The VET sector and TAFE face a great deal of uncertainty flowing from the ambiguous policy environment and the uncertain leanings among many of the new parliamentary players.
The media reporting of the number of seats won by the various parties is quite curious: the ABC, for example, is reporting the Coalition has won 68 seats, Labor has won 67, Greens 1, Xenophon Team 1 and others (Katter, McGowan and Wilkie) 3, which leaves 11 still in play. Other media outlets are reporting along similar lines. For good measure, Fairfax has the national two party preferred (2PP) vote at 50.07% Coalition to 49.93% Labor.
That’s not what the Australian Electoral Commission is reporting: for starters, it ‘s got the 2PP, as of Sunday, at 50.23% for Labor to 49.77% for the Coalition, with Labor on track to win up to 73 seats (that may not happen, of course, as pre-poll, absentee and postal votes are counted) with the Coalition at 70. Five electorates are deemed too close to call, with Labor leading in 2 and the Coalition in 3.
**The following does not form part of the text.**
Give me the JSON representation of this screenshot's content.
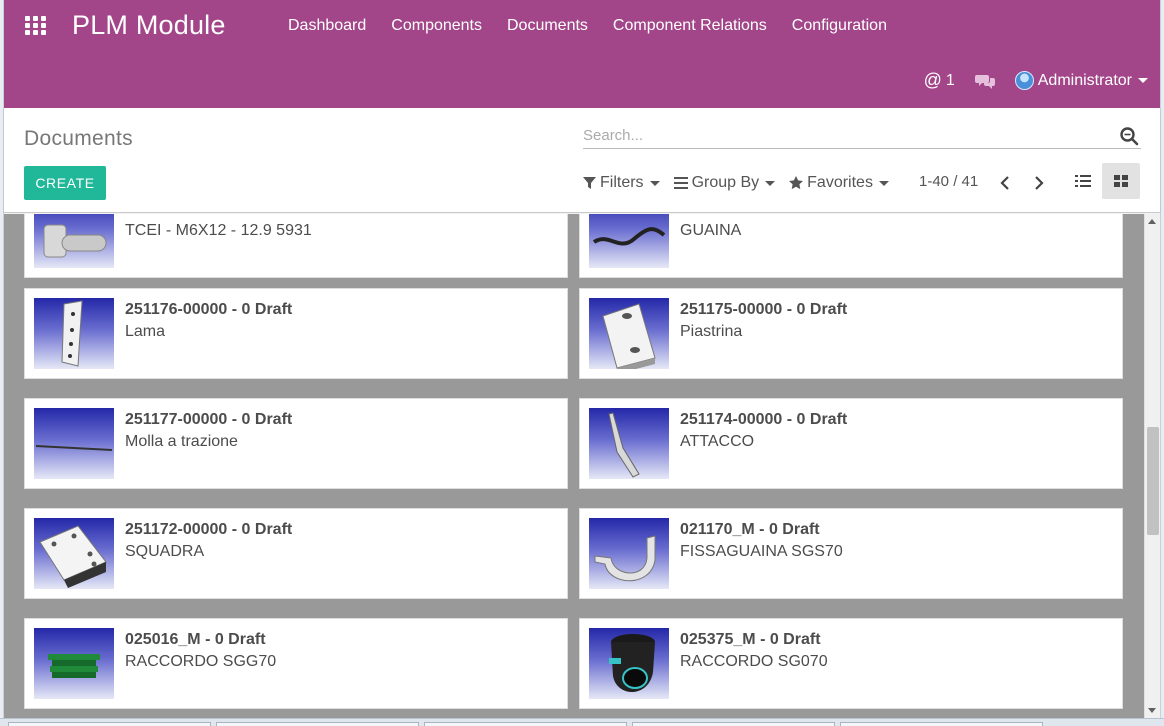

One of those seats is Chisholm in which the Coalition leads by just 66 votes but the media uniformly consider it will go to the Coalition. Don’t see that at all: Labor had an intensive “boots on the ground” operation going during the pre-poll and for a substantial part of the pre-poll period Labor was leading 51% to 49% in the opinion polls. Could cut either way: the Coalition could end up with 75 seats or Labor could end up with 75 or some other permutation – all short of a majority – such as 72 seats each and 6 crossbenchers.
What all the media seemed to have missed is that there is a strong possibility that a second Xenophon Team candidate will get up in South Australia, in Grey, on the back of Labor and Greens preferences.
We will have a clearer idea tomorrow night.